Nerve: are you a Watcher or a Player? Me, I’m a Watcher.

Nerve is 90 minutes of engagingly tense and sharp thriller. The problem is that it’s a 96-minute film.

Nerve

Nerve

The film tells the story of the splendidly-named Venus “Vee” Delmonico (Emma Roberts), a slightly shy high-school girl from Staten Island who finds herself drawn into Nerve, an online game in which Players perform dares for financial reward from the Watchers who set the dares. They start off relatively innocently — Vee’s first dare, which scores her an easy hundred dollars, is to kiss a random stranger in a particular diner for five seconds. The stranger she picks is Ian (an enjoyable slimy Dave Franco), who, as luck would have it, is also a Player. Dare completed, Vee finds she is developing a liking for the game, and starts taking on more and more, well, daring dares, starting with riding to Manhattan with Ian at night. As the story develops, the dares become increasingly dangerous, and Vee finds herself increasingly reluctant to continue, and increasingly trapped in the game.

It’s a clever setup, and the story is told tightly and enjoyably. It’s a short film, which is one of its greatest strengths — the pacing is snappy, and directors Henry Joost and Ariel Schulman keep it moving at a pleasingly neat clip, ratcheting up the tension as the dares grow in risk and vertiginosity, to the point that I spent most of a couple of scenes looking away from the screen as the film explored a particular phobia of mine. Roberts finds depth in a fairly straightforward character — she’s an enjoyable screen presence who clearly comes more from the “actual actor” side of the family than Auntie Julia. And the supporting cast, in particular Emily Meads, looking for all the world like a younger Geena Davis, offer interesting foils for Vee’s increasing recklessness and paranoia.

And Nerve manages to understand, reasonably if not perfectly, how the online world works. Gone, it appears, are the days when what we see on screen are cartoonish depictions of software — Vee uses a Mac, running Mac OS X, and it looks just like OS X. And, let’s face it, audiences are perfectly aware of what their own screens look like, and expect the screens they seen on the big screen to look similar. Of course, there’s a hacker — there has to be, in a film like this, doesn’t there? — played, in this case, by Samira Wiley of Orange Is The New Black fame (fame indeed — as soon as her face appeared on-screen, the oohs from the Auckland audience were quite audible), and of course she can hack open-source software because, well, if it’s open-source then your server is too, right? Except that we’re also told that there is no server, which is why Nerve can’t be shut down by the police. Yes, there are plot holes and glaring tech-nonsenses if you look for them — it’s better not to ask who’s piloting the drones that observe some of the dares, and it’s surprisingly how well iPhone microphones pick up sounds from a hundred feet away — but it’s to Nerve’s credit that they don’t get in the way of a very enjoyable ride.
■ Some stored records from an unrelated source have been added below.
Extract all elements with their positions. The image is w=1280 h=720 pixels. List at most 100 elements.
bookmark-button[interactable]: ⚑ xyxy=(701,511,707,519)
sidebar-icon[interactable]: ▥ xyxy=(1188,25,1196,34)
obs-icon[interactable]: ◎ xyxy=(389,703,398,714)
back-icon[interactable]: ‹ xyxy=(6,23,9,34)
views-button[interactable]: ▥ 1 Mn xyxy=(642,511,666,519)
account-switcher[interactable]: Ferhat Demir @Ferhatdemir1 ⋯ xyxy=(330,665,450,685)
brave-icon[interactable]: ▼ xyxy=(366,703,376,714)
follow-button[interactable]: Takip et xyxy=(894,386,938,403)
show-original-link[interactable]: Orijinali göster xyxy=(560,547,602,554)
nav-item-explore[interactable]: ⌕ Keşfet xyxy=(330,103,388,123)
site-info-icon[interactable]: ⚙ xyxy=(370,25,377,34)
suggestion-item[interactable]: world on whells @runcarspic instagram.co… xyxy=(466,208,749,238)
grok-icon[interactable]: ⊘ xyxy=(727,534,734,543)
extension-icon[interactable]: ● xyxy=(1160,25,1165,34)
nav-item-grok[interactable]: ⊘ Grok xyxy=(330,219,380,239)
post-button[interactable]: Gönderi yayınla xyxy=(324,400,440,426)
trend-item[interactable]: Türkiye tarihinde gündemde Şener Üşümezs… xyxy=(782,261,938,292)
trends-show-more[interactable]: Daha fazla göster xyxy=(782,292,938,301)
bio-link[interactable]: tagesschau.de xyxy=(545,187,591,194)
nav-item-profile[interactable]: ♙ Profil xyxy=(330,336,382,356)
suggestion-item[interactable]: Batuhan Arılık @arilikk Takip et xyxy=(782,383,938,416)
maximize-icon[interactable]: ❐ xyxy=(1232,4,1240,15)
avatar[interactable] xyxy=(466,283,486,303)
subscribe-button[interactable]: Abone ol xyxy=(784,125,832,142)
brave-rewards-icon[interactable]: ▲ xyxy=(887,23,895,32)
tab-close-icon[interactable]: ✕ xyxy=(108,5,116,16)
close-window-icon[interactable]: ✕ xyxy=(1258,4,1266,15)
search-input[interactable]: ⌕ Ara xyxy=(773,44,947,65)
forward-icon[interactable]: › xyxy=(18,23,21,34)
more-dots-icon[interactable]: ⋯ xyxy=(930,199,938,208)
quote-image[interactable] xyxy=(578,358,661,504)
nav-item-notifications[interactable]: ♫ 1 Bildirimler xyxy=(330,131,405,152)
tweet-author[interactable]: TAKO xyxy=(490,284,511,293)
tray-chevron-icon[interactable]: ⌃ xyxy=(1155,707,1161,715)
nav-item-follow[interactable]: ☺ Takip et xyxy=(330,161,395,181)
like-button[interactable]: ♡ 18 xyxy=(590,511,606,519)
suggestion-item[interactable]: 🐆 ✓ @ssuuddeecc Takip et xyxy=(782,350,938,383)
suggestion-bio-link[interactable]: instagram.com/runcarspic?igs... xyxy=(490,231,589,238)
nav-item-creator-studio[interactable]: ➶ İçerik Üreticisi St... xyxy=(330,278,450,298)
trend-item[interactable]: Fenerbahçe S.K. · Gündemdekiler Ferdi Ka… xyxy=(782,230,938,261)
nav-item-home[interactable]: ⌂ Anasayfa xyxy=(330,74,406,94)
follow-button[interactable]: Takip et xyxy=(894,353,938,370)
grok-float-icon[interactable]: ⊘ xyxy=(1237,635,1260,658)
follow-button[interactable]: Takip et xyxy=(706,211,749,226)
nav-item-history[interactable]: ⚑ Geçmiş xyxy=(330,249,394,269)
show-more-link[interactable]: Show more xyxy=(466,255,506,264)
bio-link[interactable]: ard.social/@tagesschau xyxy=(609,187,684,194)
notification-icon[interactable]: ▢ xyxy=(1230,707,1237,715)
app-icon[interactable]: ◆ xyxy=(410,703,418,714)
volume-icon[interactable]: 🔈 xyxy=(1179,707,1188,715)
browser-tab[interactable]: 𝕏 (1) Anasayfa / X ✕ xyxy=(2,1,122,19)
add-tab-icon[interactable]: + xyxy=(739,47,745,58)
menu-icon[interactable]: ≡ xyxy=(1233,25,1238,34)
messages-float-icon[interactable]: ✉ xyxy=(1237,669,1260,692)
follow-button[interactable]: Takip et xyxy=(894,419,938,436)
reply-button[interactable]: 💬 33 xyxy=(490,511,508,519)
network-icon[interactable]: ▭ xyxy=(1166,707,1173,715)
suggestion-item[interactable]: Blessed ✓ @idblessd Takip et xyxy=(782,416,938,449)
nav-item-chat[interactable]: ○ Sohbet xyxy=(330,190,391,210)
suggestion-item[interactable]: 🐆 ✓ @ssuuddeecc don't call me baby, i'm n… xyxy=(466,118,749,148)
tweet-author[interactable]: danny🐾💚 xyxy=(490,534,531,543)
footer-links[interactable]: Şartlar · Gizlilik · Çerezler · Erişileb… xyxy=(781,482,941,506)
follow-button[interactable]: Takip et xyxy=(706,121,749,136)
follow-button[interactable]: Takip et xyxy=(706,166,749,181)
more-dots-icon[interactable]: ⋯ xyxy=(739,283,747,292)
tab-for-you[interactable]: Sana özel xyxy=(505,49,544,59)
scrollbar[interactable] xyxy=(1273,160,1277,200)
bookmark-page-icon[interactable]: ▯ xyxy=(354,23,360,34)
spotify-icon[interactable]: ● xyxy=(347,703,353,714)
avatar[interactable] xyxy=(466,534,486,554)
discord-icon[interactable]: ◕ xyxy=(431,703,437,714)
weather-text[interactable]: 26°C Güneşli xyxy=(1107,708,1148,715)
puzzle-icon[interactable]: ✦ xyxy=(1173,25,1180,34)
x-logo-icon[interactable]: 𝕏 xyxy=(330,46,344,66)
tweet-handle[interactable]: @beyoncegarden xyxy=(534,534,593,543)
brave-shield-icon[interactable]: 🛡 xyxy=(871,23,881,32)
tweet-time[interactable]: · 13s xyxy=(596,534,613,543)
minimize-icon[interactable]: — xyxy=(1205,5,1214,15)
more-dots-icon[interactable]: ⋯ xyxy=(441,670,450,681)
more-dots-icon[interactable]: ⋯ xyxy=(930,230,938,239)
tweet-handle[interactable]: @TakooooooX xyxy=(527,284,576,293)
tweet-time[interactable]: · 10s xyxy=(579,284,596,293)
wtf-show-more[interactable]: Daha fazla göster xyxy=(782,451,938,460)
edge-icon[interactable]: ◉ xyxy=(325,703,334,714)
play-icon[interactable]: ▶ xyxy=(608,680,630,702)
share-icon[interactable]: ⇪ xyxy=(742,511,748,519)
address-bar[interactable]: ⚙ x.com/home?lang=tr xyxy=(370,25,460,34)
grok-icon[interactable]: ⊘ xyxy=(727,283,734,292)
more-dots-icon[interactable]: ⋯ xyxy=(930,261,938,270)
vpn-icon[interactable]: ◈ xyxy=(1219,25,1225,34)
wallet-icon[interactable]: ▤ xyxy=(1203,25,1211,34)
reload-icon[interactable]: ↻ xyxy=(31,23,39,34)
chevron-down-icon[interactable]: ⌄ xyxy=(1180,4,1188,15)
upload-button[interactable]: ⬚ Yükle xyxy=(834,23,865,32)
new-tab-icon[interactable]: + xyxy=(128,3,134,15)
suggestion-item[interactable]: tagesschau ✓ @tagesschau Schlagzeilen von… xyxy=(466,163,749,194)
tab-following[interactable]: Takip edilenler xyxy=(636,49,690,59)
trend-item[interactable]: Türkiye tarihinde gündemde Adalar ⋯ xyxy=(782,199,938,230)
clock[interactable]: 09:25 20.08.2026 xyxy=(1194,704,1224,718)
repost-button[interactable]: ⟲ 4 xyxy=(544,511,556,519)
What does get in the way of the enjoyment of the film is the ending. No spoilers, of course — we’re better than that here at Crave! — but the film’s big, dramatic conclusion (think The Social Media meets The Hunger Games) fails to live up to the promise of the rest of the film’s potential. Aside from the ending, though, Nerve is an impressive piece of work, one which does raise questions of how much we are now willing to let go of our privacy, how voyeuristic we have become or are willing to become if people — real people, our neighbours, our friends — are images on a smartphone screen, what we’re willing to do for a price, whether that price is money, or fame, or simple excitement, and how manipulable we can be by strangers at the other end of an Internet connection. And the answers it offers to these questions, thanks in no small part to the entirely credible and plausible portrayals, by Roberts and Meade, of normal people being sucked into something very much bigger than them alone, are rather alarmingly believable.

It is, in the end, a better film than its premise might suggest it would be. Do see it — I’m telling you, not daring you.